Refleksi Jati Diri TNI Sebagai Bhayangkari Negara dan Bangsa

Refleksi Jati Diri TNI Sebagai Bhayangkari Negara dan Bangsa
0 Komentar

Oleh:      M. Lukmantias A SH MH

Letnan Kolonel CHK (Purn)

“Tak ada yang lebih kuat dari kelembutan, tak ada yang lebih lembut dari kekuatan yang tenang”

Pesan Panglima Besar Jenderal Sudirman

Tanggal 5 Oktober 2022, TNI genap berusia 77 tahun. Hari ulang tahun seringkali diiringi ucapan selamat, doa, dan harapan yang dipanjatkan yang membuat keluarga besar TNI bahagia.
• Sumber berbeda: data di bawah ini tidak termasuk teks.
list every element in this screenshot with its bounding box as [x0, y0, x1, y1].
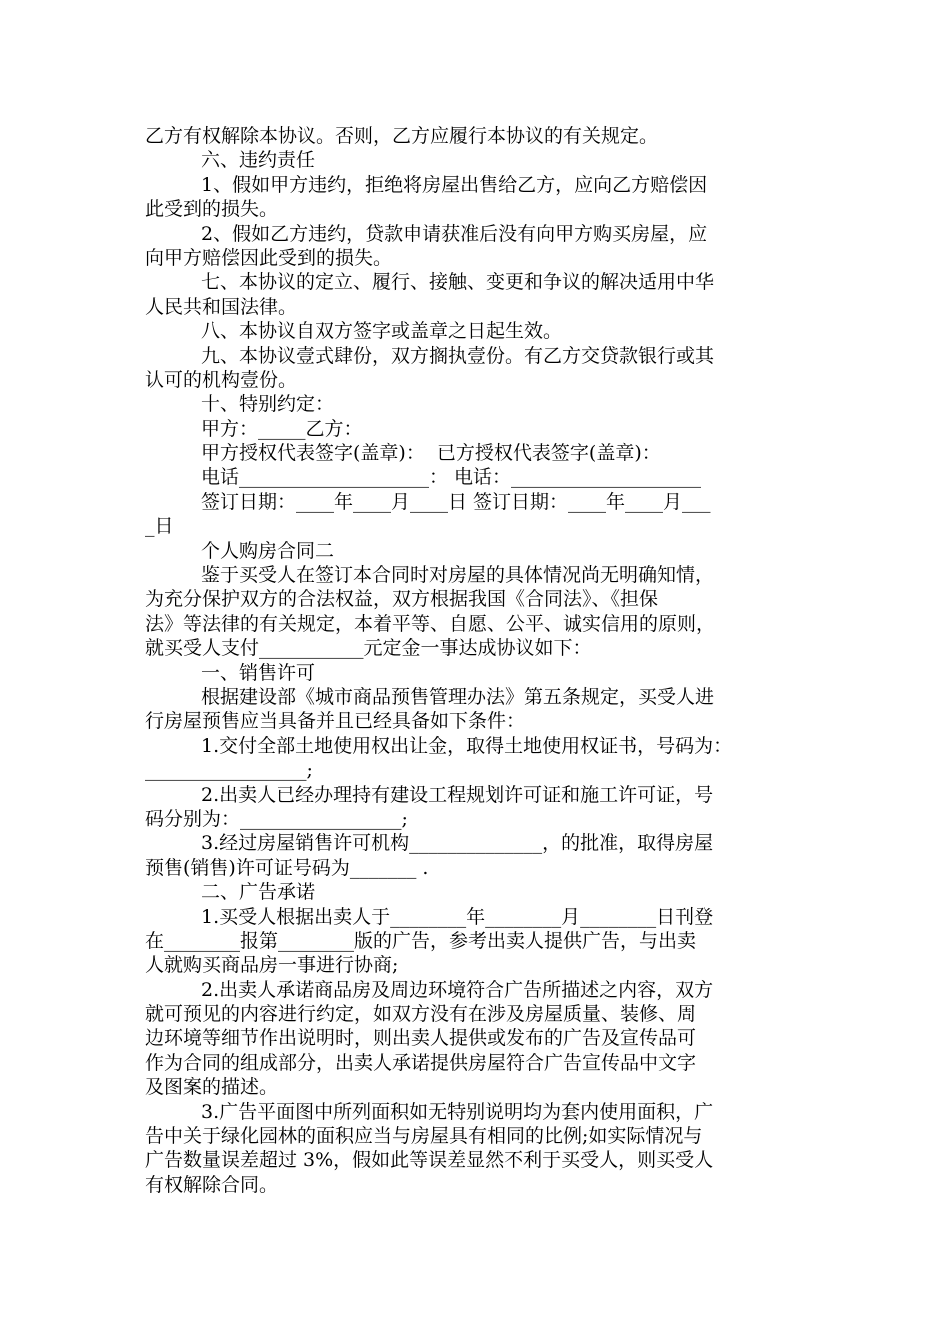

Selayaknya hari ulang tahun menjadi momentum untuk merefleksikan kesyukuran, merenungkan kembali apa yang sudah dibaktikan TNI kepada Ibu Pertiwi, meningkatkan kecintaan bagi keluarga besar TNI pada jati diri TNI sebagai prajurit rakyat, prajurit pejuang, prajurit nasional dan prajurit profesional, serta meningkatkan semangat berbagi kepada sesama dan sebagai time lapse atas segala prestasi maupun kekurangan dari TNI yang terjadi pada tahun terakhir.

Kita mencatat di tahun 2022 ini, berbagai prestasi diraih oleh TNI secara organisasi, seperti kerjasama internasional TNI dengan Angkatan Bersenjata asing di bidang latihan, pendidikan, operasi dan teknologi ALUTSISTA yang semakin baik, program ketahanan pangan nasional, TNI Manunggal Membangun Desa, serta prestasi lainnya. Namun di sisi lain, publik juga mencatat bahwa masih terjadi peristiwa-peristiwa yang dilakukan oleh oknum-oknum yang secara parsial kontraproduktif terhadap komitmen terwujudnya jati diri TNI sejati.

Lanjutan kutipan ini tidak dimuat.